Sobrepoblación ha permitido trincheras de delincuentes

16_03_2017 HOY_JUEVES_160317_ El País6-7 A

El cambio radical que llevará consigo el Proyecto ‘Nuevo Domingo Savio’ a los barrios La Ciénaga y Los Guandules eliminará las trincheras delincuenciales que allí imperan, y que impiden a las autoridades mismas desarrollar su labor con la eficacia necesaria.
La reflexión está tomada de la descripción del sector realizada por el Padre Macoby Figueroa, enlace del proyecto con la comunidad, quien destaca lo mucho que beneficiará este a la comunidad.
“La gente está muy contenta con la postura de la presidencia y la apoya… ahora podrán mirar al horizonte”, señaló el religioso.
Dice que nunca será lo mismo que el hecho de iniciar el día rodeado de pobreza e insalubridad y que cuando se abra la puerta de la empobrecida vivienda con lo que choque la vista sea con una realidad igual o peor, en la casa de la vecina.
“Una persona que sale de su casa y cuando sale se encuentra otra gente ahí sin poder expandir la mirada, es difícil”, reflexionó.
La situación refleja el hacinamiento en que sobreviven 13,500 familias concentradas en un espacio de solo tres kilómetros, golpeados por la pobreza, vulnerables a las inundaciones del río y con el vandalismo que se desprende de esa realidad.
Las viviendas no son más que pequeñísimas estructuras, muchas veces techadas y cobijadas de zinc. Con remiendos hechos con latas de aceite o cualquier otro material de desecho que sirva para cubrir los hoyos que deja el desgaste del tiempo.
Las que son de bloques no son más que espacios construidos sin planificación alguna, con anexos hechos de manera irregular.
Las vías de acceso complican.

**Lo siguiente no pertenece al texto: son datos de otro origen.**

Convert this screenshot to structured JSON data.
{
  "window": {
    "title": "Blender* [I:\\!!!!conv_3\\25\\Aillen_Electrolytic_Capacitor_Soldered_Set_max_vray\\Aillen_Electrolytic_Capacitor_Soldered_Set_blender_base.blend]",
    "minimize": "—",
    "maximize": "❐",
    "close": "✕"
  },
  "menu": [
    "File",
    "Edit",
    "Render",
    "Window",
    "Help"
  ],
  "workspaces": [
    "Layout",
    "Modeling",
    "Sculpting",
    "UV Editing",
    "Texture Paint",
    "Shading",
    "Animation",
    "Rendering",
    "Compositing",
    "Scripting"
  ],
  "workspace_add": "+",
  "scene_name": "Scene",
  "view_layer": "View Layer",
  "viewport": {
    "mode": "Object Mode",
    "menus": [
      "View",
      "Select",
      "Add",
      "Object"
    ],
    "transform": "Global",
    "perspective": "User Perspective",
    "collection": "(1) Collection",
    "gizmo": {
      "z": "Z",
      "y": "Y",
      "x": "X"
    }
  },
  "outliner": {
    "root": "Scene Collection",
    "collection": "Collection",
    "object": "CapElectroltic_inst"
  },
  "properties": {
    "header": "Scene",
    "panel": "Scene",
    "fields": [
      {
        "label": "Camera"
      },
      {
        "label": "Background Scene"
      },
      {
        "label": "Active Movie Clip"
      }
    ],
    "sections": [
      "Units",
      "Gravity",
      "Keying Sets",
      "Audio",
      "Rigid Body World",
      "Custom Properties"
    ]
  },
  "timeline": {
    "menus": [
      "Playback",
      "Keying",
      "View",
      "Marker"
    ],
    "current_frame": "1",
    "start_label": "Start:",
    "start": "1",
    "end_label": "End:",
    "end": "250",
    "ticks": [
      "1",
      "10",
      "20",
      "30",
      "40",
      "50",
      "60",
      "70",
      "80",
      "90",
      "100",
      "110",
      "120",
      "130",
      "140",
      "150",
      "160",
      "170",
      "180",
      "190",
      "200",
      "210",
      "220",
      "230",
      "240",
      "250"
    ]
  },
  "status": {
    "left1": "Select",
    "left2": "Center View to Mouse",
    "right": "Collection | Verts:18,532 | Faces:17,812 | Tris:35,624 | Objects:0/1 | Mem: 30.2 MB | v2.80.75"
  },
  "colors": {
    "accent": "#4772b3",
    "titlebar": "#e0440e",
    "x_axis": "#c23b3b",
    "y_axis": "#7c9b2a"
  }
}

El acceso a través de callejones por los que muchas veces no cabe ni una motocicleta, hace el espacio propicio para las bandas delictivas operar, convirtiendo espacios en impenetrables para las autoridades.
El microtráfico de drogas campea con la complicidad obligada por el temor, de los que están alrededor.

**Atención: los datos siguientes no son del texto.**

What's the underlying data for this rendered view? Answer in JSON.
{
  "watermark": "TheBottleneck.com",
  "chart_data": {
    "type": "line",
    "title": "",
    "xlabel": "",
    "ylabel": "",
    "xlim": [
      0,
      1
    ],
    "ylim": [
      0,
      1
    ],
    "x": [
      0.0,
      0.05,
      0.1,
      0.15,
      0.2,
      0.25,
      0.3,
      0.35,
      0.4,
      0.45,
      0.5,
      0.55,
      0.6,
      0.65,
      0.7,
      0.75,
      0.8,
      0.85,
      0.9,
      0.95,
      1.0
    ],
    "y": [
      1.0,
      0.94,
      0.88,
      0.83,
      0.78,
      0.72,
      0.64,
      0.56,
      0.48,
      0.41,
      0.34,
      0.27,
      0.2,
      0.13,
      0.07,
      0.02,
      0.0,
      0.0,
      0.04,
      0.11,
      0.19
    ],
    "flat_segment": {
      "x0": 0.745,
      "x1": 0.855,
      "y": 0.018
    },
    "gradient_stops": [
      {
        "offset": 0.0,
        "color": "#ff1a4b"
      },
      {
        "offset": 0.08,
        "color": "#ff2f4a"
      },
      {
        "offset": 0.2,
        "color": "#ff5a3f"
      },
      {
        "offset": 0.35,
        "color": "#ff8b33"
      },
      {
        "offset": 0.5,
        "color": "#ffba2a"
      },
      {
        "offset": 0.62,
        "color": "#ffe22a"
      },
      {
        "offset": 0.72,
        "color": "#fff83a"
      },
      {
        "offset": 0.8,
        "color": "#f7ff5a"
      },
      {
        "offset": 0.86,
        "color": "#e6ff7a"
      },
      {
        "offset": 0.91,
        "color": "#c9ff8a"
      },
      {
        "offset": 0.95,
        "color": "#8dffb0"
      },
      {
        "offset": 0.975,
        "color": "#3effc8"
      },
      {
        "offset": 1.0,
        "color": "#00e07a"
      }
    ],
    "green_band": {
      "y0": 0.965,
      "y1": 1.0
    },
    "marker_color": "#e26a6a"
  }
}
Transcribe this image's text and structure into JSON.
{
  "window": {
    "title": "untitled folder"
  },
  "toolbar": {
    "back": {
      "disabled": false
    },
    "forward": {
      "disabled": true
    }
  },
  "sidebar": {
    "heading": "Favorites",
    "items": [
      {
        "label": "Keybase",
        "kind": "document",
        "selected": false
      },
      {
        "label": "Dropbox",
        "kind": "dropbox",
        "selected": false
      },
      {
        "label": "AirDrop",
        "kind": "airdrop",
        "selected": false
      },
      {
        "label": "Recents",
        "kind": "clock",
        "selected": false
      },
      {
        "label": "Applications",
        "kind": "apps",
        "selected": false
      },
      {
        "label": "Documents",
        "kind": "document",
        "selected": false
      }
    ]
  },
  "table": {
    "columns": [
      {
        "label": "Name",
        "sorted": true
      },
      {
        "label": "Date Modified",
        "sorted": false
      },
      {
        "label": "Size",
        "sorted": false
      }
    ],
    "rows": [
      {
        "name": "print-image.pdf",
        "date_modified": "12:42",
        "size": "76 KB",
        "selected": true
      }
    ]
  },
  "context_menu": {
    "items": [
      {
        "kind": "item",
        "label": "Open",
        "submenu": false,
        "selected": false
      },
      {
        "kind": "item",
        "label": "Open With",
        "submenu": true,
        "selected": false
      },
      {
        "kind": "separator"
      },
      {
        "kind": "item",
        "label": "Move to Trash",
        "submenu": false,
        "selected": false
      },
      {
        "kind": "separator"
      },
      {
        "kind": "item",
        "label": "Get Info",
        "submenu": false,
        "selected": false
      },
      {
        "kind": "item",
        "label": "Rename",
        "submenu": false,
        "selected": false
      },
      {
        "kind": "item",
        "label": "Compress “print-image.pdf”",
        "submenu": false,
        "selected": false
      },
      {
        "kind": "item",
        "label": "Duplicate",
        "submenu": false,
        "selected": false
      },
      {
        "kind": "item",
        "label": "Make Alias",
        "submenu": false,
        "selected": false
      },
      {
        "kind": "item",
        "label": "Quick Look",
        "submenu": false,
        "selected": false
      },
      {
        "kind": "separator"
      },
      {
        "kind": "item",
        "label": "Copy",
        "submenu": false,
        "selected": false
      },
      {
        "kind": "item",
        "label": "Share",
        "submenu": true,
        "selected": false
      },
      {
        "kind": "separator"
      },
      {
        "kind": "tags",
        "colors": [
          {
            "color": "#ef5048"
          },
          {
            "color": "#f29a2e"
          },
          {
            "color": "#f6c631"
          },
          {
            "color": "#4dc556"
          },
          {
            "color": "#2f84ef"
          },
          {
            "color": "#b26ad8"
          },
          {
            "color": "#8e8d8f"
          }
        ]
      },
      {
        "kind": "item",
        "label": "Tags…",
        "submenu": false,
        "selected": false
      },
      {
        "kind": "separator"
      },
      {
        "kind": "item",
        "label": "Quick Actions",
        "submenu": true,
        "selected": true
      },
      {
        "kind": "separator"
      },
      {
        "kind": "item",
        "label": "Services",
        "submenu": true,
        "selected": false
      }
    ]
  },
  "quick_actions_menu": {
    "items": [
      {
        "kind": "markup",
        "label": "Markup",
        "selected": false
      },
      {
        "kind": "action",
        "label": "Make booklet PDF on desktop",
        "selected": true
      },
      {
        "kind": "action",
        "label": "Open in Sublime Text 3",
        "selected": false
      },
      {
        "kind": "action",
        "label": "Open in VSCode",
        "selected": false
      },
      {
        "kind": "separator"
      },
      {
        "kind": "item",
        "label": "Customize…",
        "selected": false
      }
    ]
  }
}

Esta situación también dificulta la atención en la celeridad requerida de las unidades del 9-1-1 cuando acuden a auxiliar a algún afectado, debido a que tienen que dejar las ambulancias en la calle de acceso más cercano y recorrer amplias distancias para traer el afectado en camillas.
Pero no menos doloroso es lo dicho por el padre Macoby, sobre los bomberos, que para llegar a sofocar incendios en puntos específicos deben realizar varios empates de mangueras a través de los callejones, para poder hacer llegar el agua.
“Necesitamos esto”, expresó el sacerdote al reflexionar sobre la situación de dificultad de esas barriadas.